“Are you sure, sweetheart, that you want to be well?…Just so’s you’re sure, sweetheart, and ready to be healed, cause wholeness is no trifling matter. A lot of weight when you’re well.”
Yoga and yoga therapy are not meant to bring ease and comfort and relaxation. Sure, that may happen, but that is not the ultimate goal of the practice. According the to the Yoga Sutras, yoga is the stopping of the fluctuations of the mind, and once that happens we rest in our true essence. But getting there is a whole other story.
I love the metaphor of a lotus flower, which are blooming right now in Seward Park. The lotus is a beautiful flower, yet it comes from the murky dark water and mud. Through the mud it finds its way to the amazing expression at the surface.

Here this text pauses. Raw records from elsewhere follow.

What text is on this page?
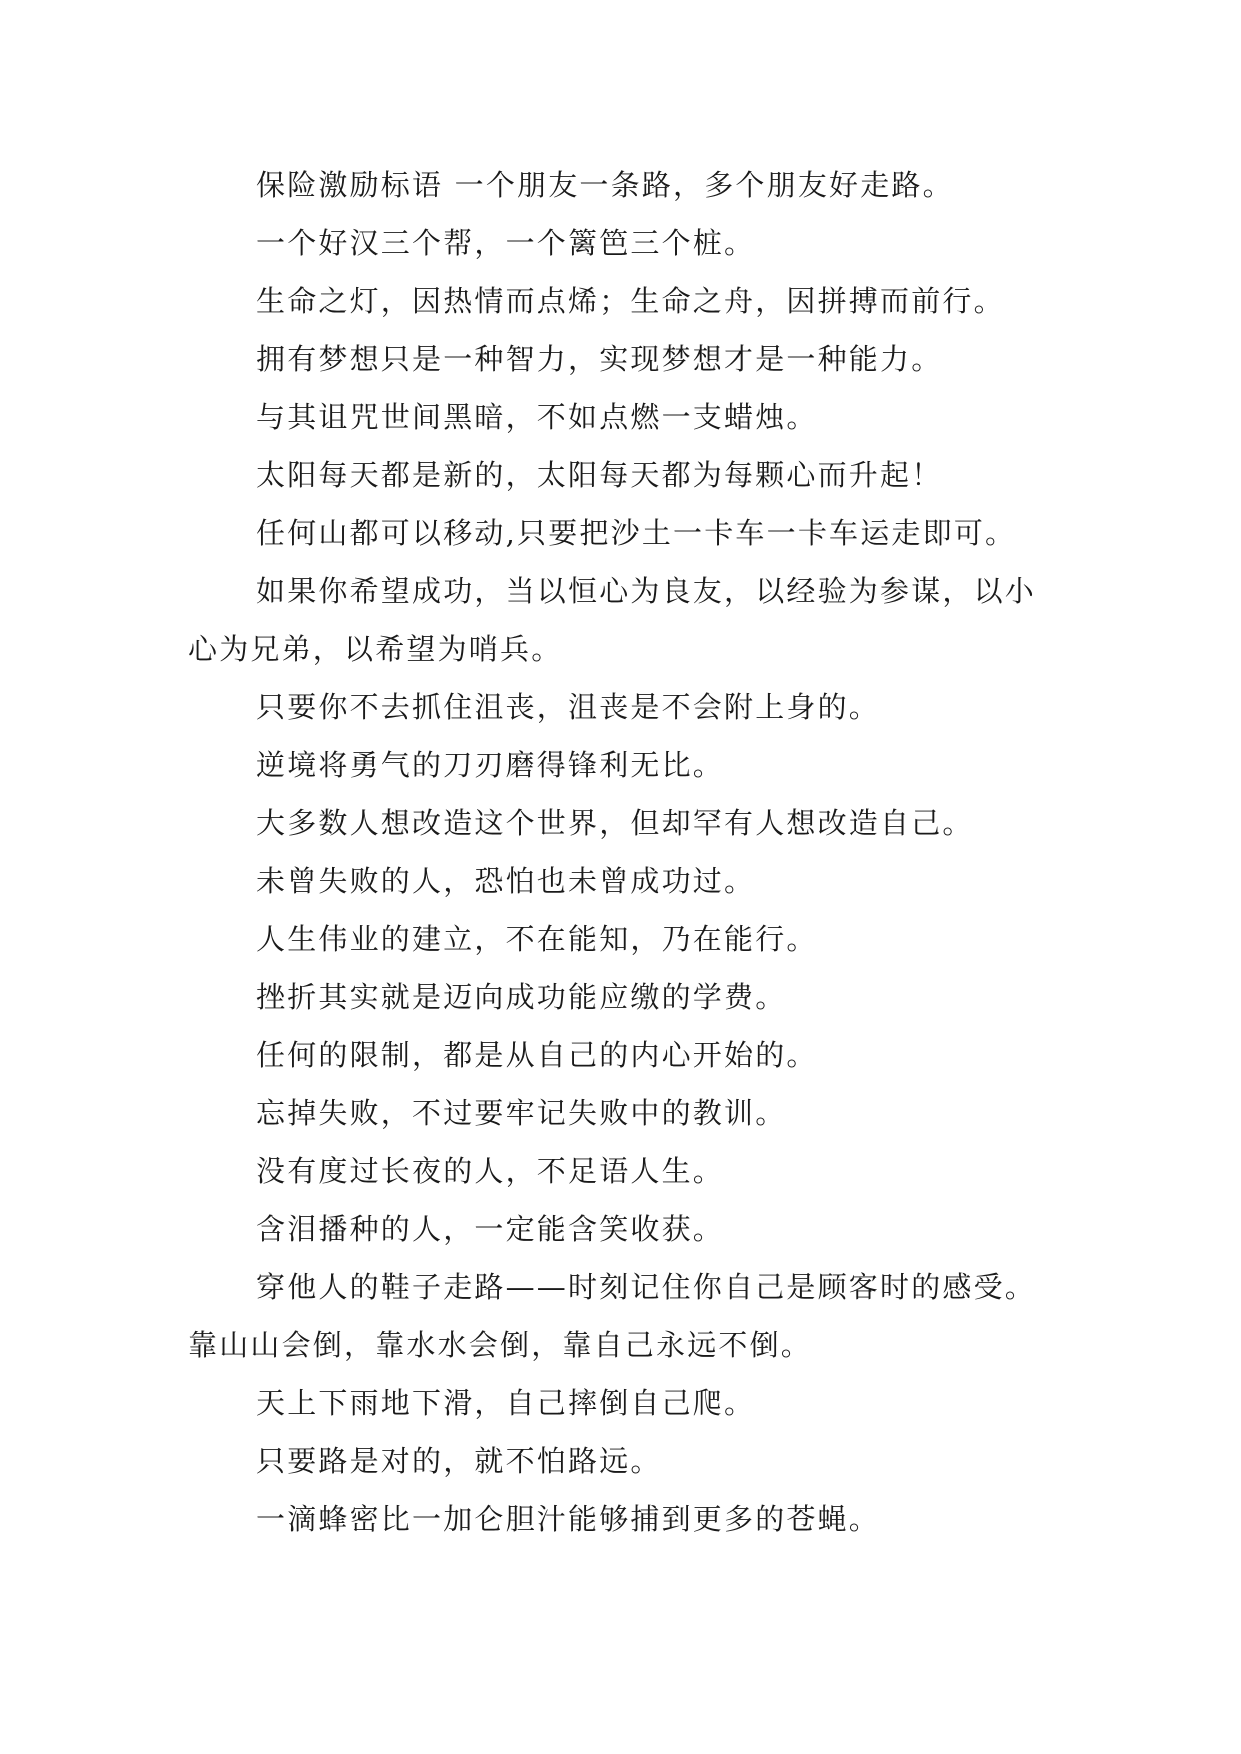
保险激励标语 一个朋友一条路，多个朋友好走路。

一个好汉三个帮，一个篱笆三个桩。

生命之灯，因热情而点烯；生命之舟，因拼搏而前行。

拥有梦想只是一种智力，实现梦想才是一种能力。

与其诅咒世间黑暗，不如点燃一支蜡烛。

太阳每天都是新的，太阳每天都为每颗心而升起！

任何山都可以移动,只要把沙土一卡车一卡车运走即可。

如果你希望成功，当以恒心为良友，以经验为参谋，以小心为兄弟，以希望为哨兵。

只要你不去抓住沮丧，沮丧是不会附上身的。

逆境将勇气的刀刃磨得锋利无比。

大多数人想改造这个世界，但却罕有人想改造自己。

未曾失败的人，恐怕也未曾成功过。

人生伟业的建立，不在能知，乃在能行。

挫折其实就是迈向成功能应缴的学费。

任何的限制，都是从自己的内心开始的。

忘掉失败，不过要牢记失败中的教训。

没有度过长夜的人，不足语人生。

含泪播种的人，一定能含笑收获。

穿他人的鞋子走路——时刻记住你自己是顾客时的感受。靠山山会倒，靠水水会倒，靠自己永远不倒。

天上下雨地下滑，自己摔倒自己爬。

只要路是对的，就不怕路远。

一滴蜂密比一加仑胆汁能够捕到更多的苍蝇。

We too are born through struggle. Every birth story I have heard shares elements of pain, beauty, agony and tenderness.
As I think about a healing journey I think of it as an intentional birthing through the mud and the murkiness to find our whole Self through the pain, the hardship and the growing up process.
When I work with yoga therapy clients I say, “I am going to sound like a therapist right now,” and I share common therapisty sayings like: “the only way out is through” or “it gets worse before it gets better.” I believe these things are generally true, but it does not make it easier to move through the healing process.
I generally want to bypass pain to get to a healed state. I have very successfully bypassed much of my pain for many years, but there were consequences to the bypass. I did not know who I really was. I had to shut down and shut out parts of myself that were too painful to look at. Looking back, I felt as if I only had access to some of me instead of all of me. I was unintegrated. I am sure I am still bypassing now and will continue to go through the mud throughout my life.
I believe that we are constantly birthing ourselves through whatever mud we are currently working with, and when we can actually be in the mud, get to know it, accept it as part of the process and even love it we can find our way to wellness.
The quote above mentions the weight of wellness. Have you gone through a birthing process? What has been the weight on it for you? For me, that weight has included losing friends, relationships shifting out of conditioned patterns, experiencing more anger, sadness and fear, setting more boundaries, being more vulnerable, having vulnerability hangovers and looking at myself more honestly (which is not always pleasant). These weights are all amazing because they have brought me closer to my more authentic Self, but there was, and is, a lot of pain, turmoil and agony to go through.
Wellness, healing and wholeness are “no trifling matter.” But, in my opinion, it is worth the mud. It is worth coming home to yourself, to wake up, to see more clearly, and the more mud we go through the easier it becomes to get back in and do it again. You gain practice and skills to help with the birthing process. The only way the lotus makes it to the surface of the water is through the mud. It will probably get worse before it gets better. What helps you stay in the process to move towards wholeness? What supports you to do healing work even when it is painful?